Enflasyon içinde durgunluk: Stagnation + inflation. İlk kez 1970’te duyduk ve rahmetli Prof. Besim Üstünel, neredeyse bir dönem, makro ekonomi dersini bu kavramı anlamaya ve anlatmaya ayırdı; çünkü kendisi bu sırada Süleyman Demirel hükumetinin yerine iktidara gelmeye çalışan Bülent Ecevit ekibinde, ülkenin içine düştüğü enflasyondan kurtarılması için siyaset üretiyordu. Enflasyon, ekonomik büyümenin sonucu olarak biliniyordu. Halkın elinde çok bol para bulunduğu dönemlerde, işsizlik çok düşükken, üretim ve tedarik zincirinde bir aksama olursa denetlenemeyen bir fiyat artış sarmalı doğuyordu. Ancak 1970’lerde işler tersine dönmeye başlamış, bir yandan işsizlik artarken düşmesi gereken fiyatlar düşmek şöyle dursun, tersine yeni bir artış dönemine girmişti. ABD ve dünya ekonomistleri, ekonomik durgunluğa rağmen iki haneli boyuta ulaşan bu enflasyona yeni bir isim takıyordu: Stagflasyon.

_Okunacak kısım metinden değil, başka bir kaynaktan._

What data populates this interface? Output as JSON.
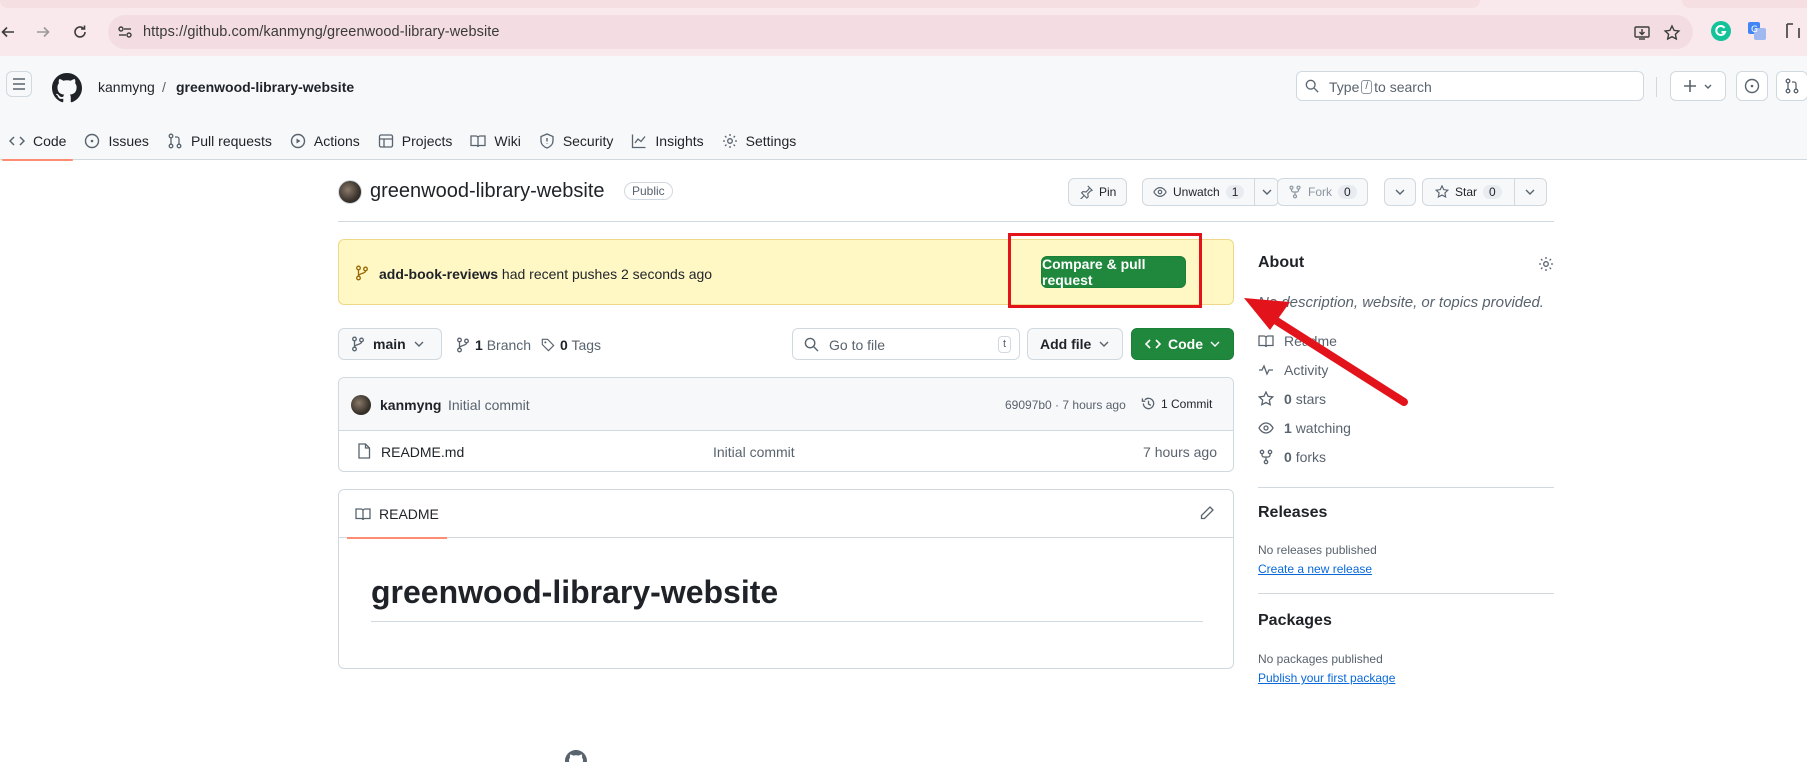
{
  "browser": {
    "url": "https://github.com/kanmyng/greenwood-library-website"
  },
  "header": {
    "owner": "kanmyng",
    "separator": "/",
    "repo": "greenwood-library-website",
    "search_prefix": "Type",
    "search_key": "/",
    "search_suffix": "to search"
  },
  "tabs": [
    {
      "label": "Code",
      "icon": "code-icon"
    },
    {
      "label": "Issues",
      "icon": "issue-icon"
    },
    {
      "label": "Pull requests",
      "icon": "pull-request-icon"
    },
    {
      "label": "Actions",
      "icon": "play-icon"
    },
    {
      "label": "Projects",
      "icon": "table-icon"
    },
    {
      "label": "Wiki",
      "icon": "book-icon"
    },
    {
      "label": "Security",
      "icon": "shield-icon"
    },
    {
      "label": "Insights",
      "icon": "graph-icon"
    },
    {
      "label": "Settings",
      "icon": "gear-icon"
    }
  ],
  "repo": {
    "name": "greenwood-library-website",
    "visibility": "Public",
    "pin_label": "Pin",
    "watch_label": "Unwatch",
    "watch_count": "1",
    "fork_label": "Fork",
    "fork_count": "0",
    "star_label": "Star",
    "star_count": "0"
  },
  "banner": {
    "branch": "add-book-reviews",
    "message": "had recent pushes 2 seconds ago",
    "button": "Compare & pull request"
  },
  "file_nav": {
    "branch": "main",
    "branch_count": "1",
    "branch_label": "Branch",
    "tag_count": "0",
    "tag_label": "Tags",
    "goto_placeholder": "Go to file",
    "goto_key": "t",
    "add_file": "Add file",
    "code": "Code"
  },
  "commit": {
    "author": "kanmyng",
    "message": "Initial commit",
    "hash_time": "69097b0 · 7 hours ago",
    "count": "1 Commit"
  },
  "files": [
    {
      "name": "README.md",
      "message": "Initial commit",
      "time": "7 hours ago"
    }
  ],
  "readme": {
    "tab": "README",
    "heading": "greenwood-library-website"
  },
  "about": {
    "title": "About",
    "description": "No description, website, or topics provided.",
    "readme": "Readme",
    "activity": "Activity",
    "stars_count": "0",
    "stars_label": "stars",
    "watching_count": "1",
    "watching_label": "watching",
    "forks_count": "0",
    "forks_label": "forks"
  },
  "releases": {
    "title": "Releases",
    "none": "No releases published",
    "link": "Create a new release"
  },
  "packages": {
    "title": "Packages",
    "none": "No packages published",
    "link": "Publish your first package"
  },
  "colors": {
    "primary_button": "#1f883d",
    "banner_bg": "#fff8c5",
    "annotation": "#e3131c",
    "tab_underline": "#fd8c73"
  }
}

ABD şimdi de 6 aylık bir düzelmeden sonra yeniden ekonomik durgunluğa giriyor ancak fiyatlar artmaya devam ediyor. Ekonomistler, bunun yeni bir stagflasyon dönemi olabileceğini söylüyor.
İsim neden bu kadar önemli? Düz enflasyonda, bazen zorlayıcı fiyat ve ücret sınırlamalarına varan, piyasadaki para fazlasını emerek etkisiz hale getirmenin çareleri aranır. Ancak ülke ekonomisi bir yandan da durgunluğa giriyorsa, yatırımların devam etmesini, bozulan tedarik zincirinin onarılmasını sağlayacak surette para arzı önlemleri alınması, yani yatırımcılara bol ve ucuz kredi sunulması gerekir. Durgunluk içinde enflasyon, bu sebeple mücadele edilmesi zor bir durum demektir.

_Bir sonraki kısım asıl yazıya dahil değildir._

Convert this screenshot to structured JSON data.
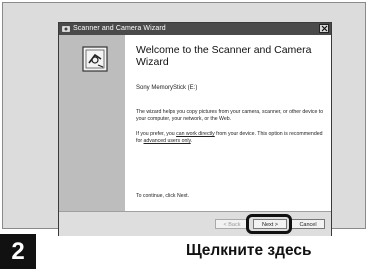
{
  "window": {
    "title": "Scanner and Camera Wizard"
  },
  "wizard": {
    "heading": "Welcome to the Scanner and Camera Wizard",
    "device": "Sony MemoryStick (E:)",
    "para1": "The wizard helps you copy pictures from your camera, scanner, or other device to your computer, your network, or the Web.",
    "para2_pre": "If you prefer, you ",
    "para2_link1": "can work directly",
    "para2_mid": " from your device. This option is recommended for ",
    "para2_link2": "advanced users only",
    "para2_end": ".",
    "hint": "To continue, click Next."
  },
  "buttons": {
    "back": "< Back",
    "next": "Next >",
    "cancel": "Cancel"
  },
  "step": {
    "number": "2",
    "caption": "Щелкните здесь"
  },
  "colors": {
    "titlebar": "#4a4a4a",
    "sidebar": "#bdbdbd",
    "highlight": "#111111"
  }
}
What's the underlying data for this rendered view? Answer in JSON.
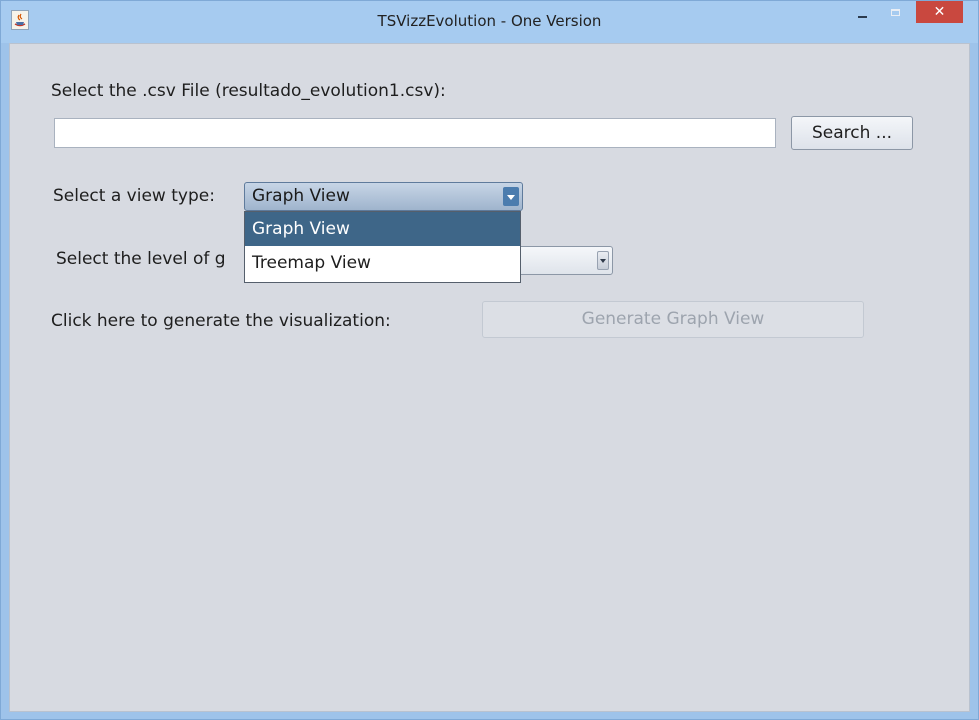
{
  "window": {
    "title": "TSVizzEvolution - One Version",
    "close_glyph": "✕",
    "icons": [
      "java-app-icon",
      "minimize-icon",
      "maximize-icon",
      "close-icon"
    ]
  },
  "form": {
    "file_label": "Select the .csv File (resultado_evolution1.csv):",
    "file_value": "",
    "search_button": "Search ...",
    "view_type_label": "Select a view type:",
    "view_type_selected": "Graph View",
    "view_type_options": [
      "Graph View",
      "Treemap View"
    ],
    "level_label": "Select the level of g",
    "level_selected": "",
    "generate_label": "Click here to generate the visualization:",
    "generate_button": "Generate Graph View",
    "generate_enabled": false
  },
  "colors": {
    "titlebar": "#a6cbf0",
    "client_bg": "#d7dae1",
    "selection": "#3e6688",
    "close_button": "#c9483f",
    "disabled_text": "#9da4ae"
  }
}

Rusya’nın durumu idare edemediği için yol açtığı Ukrayna savaşı sebebiyle sadece kendi başına değil dünyanın başına sardığı gıda ve enerji krizi belaları, Korona salgınının sebep olduğu küresel tedarik zinciri arızasıyla bütünleşince, küresel bir “Büyük Enflasyon” dönemine girmiştik. Bu felaket, Biden ve Beyaz Saray’a, Savunma ve Dışişleri bakanlıklarına doldurduğu Yeni Muhafazakâr + Küreselci ekibin, bu fırsattan Rusya’yı ve arkasından Çin’i yıkmak için yararlanma kurnazlığıyla birleşti. Ortaya tedavisi aylar değil yıllar alacak bir stagflasyon çıkmaya başladı.
ABD’de (ve dolayısıyla dünyada) büyük üç enflasyonla mücadele (ki bunlardan 1974 ve 1979’dakiler durgunlukla birleşti), 36 aydan uzun sürdü. Beyaz Saray, hala Ukrayna’yı tahrik ve teşviklerinin Rusya’yı yıkamasa bile AB’yi bu yaz yanmaya, gelecek kış da donmaya mahkûm ettiğini görmüyor. Beğenilme oranı yüzde 30’lara düşmüş ABD liderleri, girdikleri girdaptan genellikle çılgınca işler yaparak çıkmak ister. Görünen o ki, Biden ve Demokratlar bu çılgınlığı, sonunda Ukrayna’nın parçalanmasına, AB’nın dağılmasına ve Almanya ile Japonya’nın yeniden silahlanmasına yol açacak siyasetlerde arıyor.
Biden, bir taraftan ülkesindeki stagflasyonu inkâr ederek, bunu ülkesi için, içinden çıkılması çok daha zor bir sorun haline getirecek diğer taraftan bunu ticaret yaptığı her ülkeye de ihraç edecek.
Bizim gibi ülkelerin tez elden kendi karşı önlemlerini almaları ve mesela krediyle döviz spekülasyonuna son vererek, yatırım + ihracat hamlesine kesintisiz devam etmesi gerekiyor.